South African hospital operators were expected to benefit from increased demand for health care services during the Covid-19 pandemic.
Instead, they have ended up suffering, according to Old Mutual Wealth Private Client Securities.
Updates from Netcare Ltd., Mediclinic International Plc. and Life Healthcare Group Holdings Ltd. show “significant loss of revenue” during the crisis, placing further financial pressure on the industry and damping chances that it will emerge in a stronger position, Victor Mupunga, a research analyst, said in a note.
“Patient volumes weakened further as elective procedures deemed non-essential were canceled,” he said. “Patients tended to avoid hospitals out of fear of infection, and there were reports of a notable reduction of emergency admissions due to the ban on travel and alcohol consumption.”

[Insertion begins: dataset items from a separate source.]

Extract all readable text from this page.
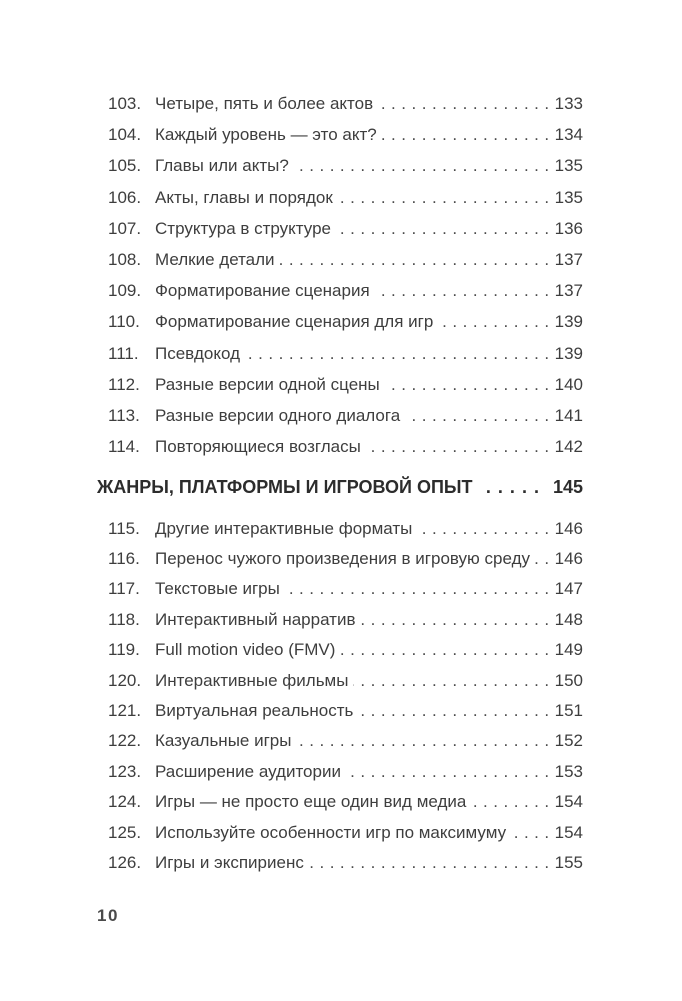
103. Четыре, пять и более актов .....	133
104. Каждый уровень — это акт? .....	134
105. Главы или акты? .....	135
106. Акты, главы и порядок .....	135
107. Структура в структуре .....	136
108. Мелкие детали .....	137
109. Форматирование сценария .....	137
110. Форматирование сценария для игр .....	139
111. Псевдокод .....	139
112. Разные версии одной сцены .....	140
113. Разные версии одного диалога .....	141
114. Повторяющиеся возгласы .....	142
ЖАНРЫ, ПЛАТФОРМЫ И ИГРОВОЙ ОПЫТ .....	145
115. Другие интерактивные форматы .....	146
116. Перенос чужого произведения в игровую среду ..... 146
117. Текстовые игры .....	147
118. Интерактивный нарратив .....	148
119. Full motion video (FMV) .....	149
120. Интерактивные фильмы .....	150
121. Виртуальная реальность .....	151
122. Казуальные игры .....	152
123. Расширение аудитории .....	153
124. Игры — не просто еще один вид медиа .....	154
125. Используйте особенности игр по максимуму .....	154
126. Игры и экспириенс .....	155
10
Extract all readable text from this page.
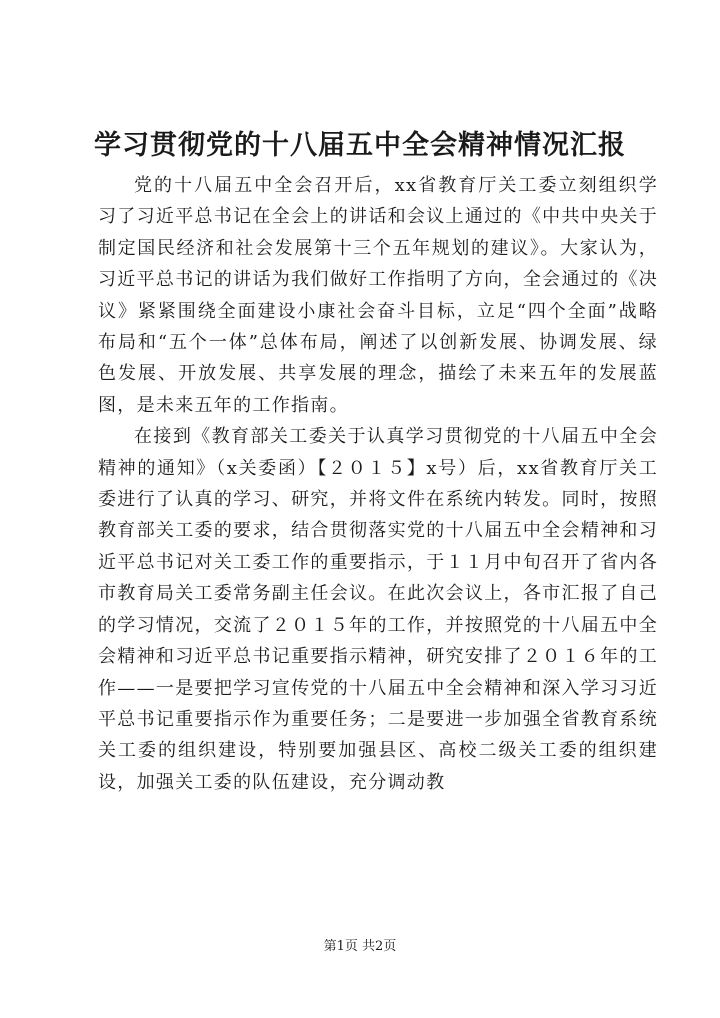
学习贯彻党的十八届五中全会精神情况汇报

党的十八届五中全会召开后，xx省教育厅关工委立刻组织学习了习近平总书记在全会上的讲话和会议上通过的《中共中央关于制定国民经济和社会发展第十三个五年规划的建议》。大家认为，习近平总书记的讲话为我们做好工作指明了方向，全会通过的《决议》紧紧围绕全面建设小康社会奋斗目标，立足“四个全面”战略布局和“五个一体”总体布局，阐述了以创新发展、协调发展、绿色发展、开放发展、共享发展的理念，描绘了未来五年的发展蓝图，是未来五年的工作指南。

在接到《教育部关工委关于认真学习贯彻党的十八届五中全会精神的通知》（x关委函）【２０１５】x号）后，xx省教育厅关工委进行了认真的学习、研究，并将文件在系统内转发。同时，按照教育部关工委的要求，结合贯彻落实党的十八届五中全会精神和习近平总书记对关工委工作的重要指示，于１１月中旬召开了省内各市教育局关工委常务副主任会议。在此次会议上，各市汇报了自己的学习情况，交流了２０１５年的工作，并按照党的十八届五中全会精神和习近平总书记重要指示精神，研究安排了２０１６年的工作——一是要把学习宣传党的十八届五中全会精神和深入学习习近平总书记重要指示作为重要任务；二是要进一步加强全省教育系统关工委的组织建设，特别要加强县区、高校二级关工委的组织建设，加强关工委的队伍建设，充分调动教

第1页 共2页
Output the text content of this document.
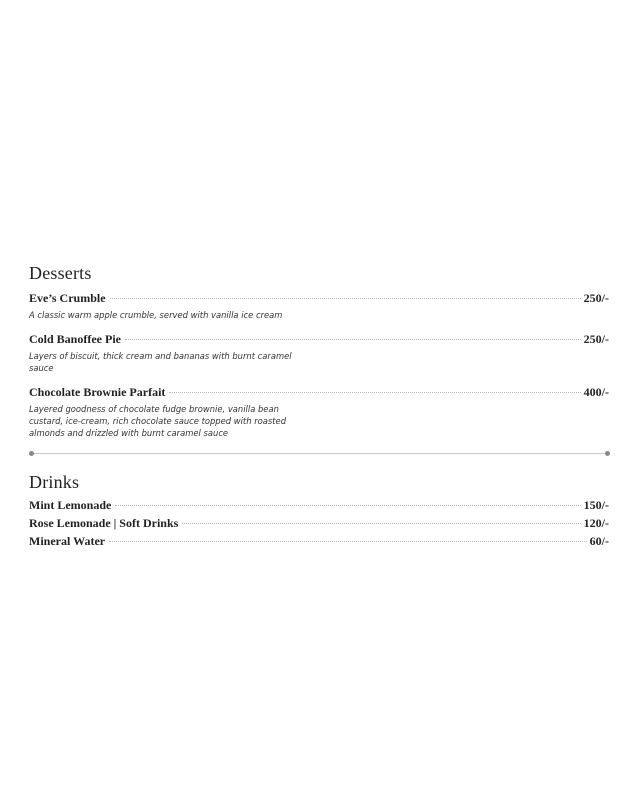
Desserts
Eve’s Crumble	250/-
A classic warm apple crumble, served with vanilla ice cream
Cold Banoffee Pie	250/-
Layers of biscuit, thick cream and bananas with burnt caramel sauce
Chocolate Brownie Parfait	400/-
Layered goodness of chocolate fudge brownie, vanilla bean custard, ice-cream, rich chocolate sauce topped with roasted almonds and drizzled with burnt caramel sauce
Drinks
Mint Lemonade	150/-
Rose Lemonade | Soft Drinks	120/-
Mineral Water	60/-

South Africa had identified 48,285 cases of Covid-19 as of Sunday, with 998 deaths. The government imposed a lockdown on March 27 that brought the economy to a near standstill. Most businesses have reopened this month, even as the rate of new infections climbs.
Several of the companies’ hospitals closed after employees contracted the virus, while offers to take in Covid-19 patients from state hospitals at cost placed further pressure on margins, Mupunga said.
“Netcare stands to lose the most because all its operations are in South Africa, although it has a stronger balance sheet and liquidity position,” he said.
Life Healthcare’s U.K. operations and Mediclinic’s Swiss hospitals have supported earnings as the rand weakened. Both are also expected to benefit from the provision of critical care for Covid-19 patients outsourced by the state, Mupunga said.
An index of South African health care companies has dropped 6.6% this year, with Netcare down 25%, Life Healthcare dropping 24%, and Mediclinic falling 17%.